13-million-year-old ‘storyteller’ crocodylian fossils show evidence for parallel evolution

13-million-year-old ‘storyteller’ crocodylian fossils show evidence for parallel evolution

Long-snouted crocodylians in South America, India evolved separately to adopt river-dwelling lifestyle, protruding eyes

The 13-million-year-old fossils of an extinct crocodylian, named ‘the storyteller,’ suggest that South American and Indian species evolved separately to acquire protruding, ‘telescoped’ eyes for river-dwelling, according to a study published April 20, 2016 in the open-access journal PLOS ONE by Rodolfo Salas-Gismondi from the University de Montpellier, France, and colleagues.

The gavialoids are a diversified group of mostly extinct long-snouted crocodylian species. Many of the evolutionary relationships between these species remain unclear; fossils of extinct gavialoids from South America and the extant Indian gharial gavialoid have similar telescoped eyes, but it was not known how these features evolved.

The authors of the present study examined Peruvian fossils from a 13-million-year-old South American species, the oldest known gavialoid crocodylian from the Amazon, which they named Gryposuchus pachakamue after Pachakamue, a pre-Hispanic South American ‘storyteller’ god thought to have knowledge about the origins of South American life. The fossils were dated as Middle Miocene and came from the Pebas Formation, which was likely made up of swampy waterways, suggesting that the crocodylian had a river-dwelling lifestyle. It had only slightly telescoped eyes. The researchers conducted phylogenetic and morphometric analysis to assess the likely evolutionary development of the protruding telescoped eyes of Indian and South American species.
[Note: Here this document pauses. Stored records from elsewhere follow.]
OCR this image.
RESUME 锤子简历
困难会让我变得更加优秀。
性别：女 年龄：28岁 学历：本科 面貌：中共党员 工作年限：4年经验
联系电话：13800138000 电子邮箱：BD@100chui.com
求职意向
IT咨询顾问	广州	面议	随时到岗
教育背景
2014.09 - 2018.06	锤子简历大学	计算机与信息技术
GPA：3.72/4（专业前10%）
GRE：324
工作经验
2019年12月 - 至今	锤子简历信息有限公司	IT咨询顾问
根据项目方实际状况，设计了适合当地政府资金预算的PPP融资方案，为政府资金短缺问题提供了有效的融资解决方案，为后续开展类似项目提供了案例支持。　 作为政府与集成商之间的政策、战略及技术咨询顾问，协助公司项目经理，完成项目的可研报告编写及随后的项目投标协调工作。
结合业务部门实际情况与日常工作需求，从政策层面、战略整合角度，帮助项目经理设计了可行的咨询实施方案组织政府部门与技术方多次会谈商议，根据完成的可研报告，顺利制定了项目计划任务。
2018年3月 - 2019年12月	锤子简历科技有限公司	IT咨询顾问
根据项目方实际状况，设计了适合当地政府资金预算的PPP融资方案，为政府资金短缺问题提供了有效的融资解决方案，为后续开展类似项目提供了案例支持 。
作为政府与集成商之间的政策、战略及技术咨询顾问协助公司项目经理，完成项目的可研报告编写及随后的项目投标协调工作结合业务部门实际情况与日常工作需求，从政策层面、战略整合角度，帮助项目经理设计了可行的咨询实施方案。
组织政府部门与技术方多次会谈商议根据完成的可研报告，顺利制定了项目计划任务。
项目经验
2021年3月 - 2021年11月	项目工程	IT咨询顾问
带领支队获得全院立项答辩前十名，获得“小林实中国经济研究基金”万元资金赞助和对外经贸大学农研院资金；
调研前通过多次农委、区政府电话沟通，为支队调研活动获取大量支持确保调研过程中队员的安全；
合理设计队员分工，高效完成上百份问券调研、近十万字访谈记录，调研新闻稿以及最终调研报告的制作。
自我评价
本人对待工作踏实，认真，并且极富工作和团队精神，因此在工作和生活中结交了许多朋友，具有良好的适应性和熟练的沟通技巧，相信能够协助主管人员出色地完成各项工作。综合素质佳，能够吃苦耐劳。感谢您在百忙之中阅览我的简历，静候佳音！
Their analysis suggested that the ‘storyteller’ crocodylian with slightly telescoped eyes represents the ancestral condition from which the South American lineage evolved telescoped eyes. The eyes therefore evolved in parallel in South American and Indian lineages, at first showing partial telescoping as in the ‘storyteller’ crocodylian, and eventually becoming fully telescoped as seen in later-evolving species. Both South American and Indian species adopted a river-dwelling lifestyle, and it is likely that telescoped eyes were adaptive, helping them to catch fish in these habitats.

Although further research is needed, thibs study may further our understanding of both the ‘storyteller’ crocodylian and the evolution of all gavialoid crocodylians.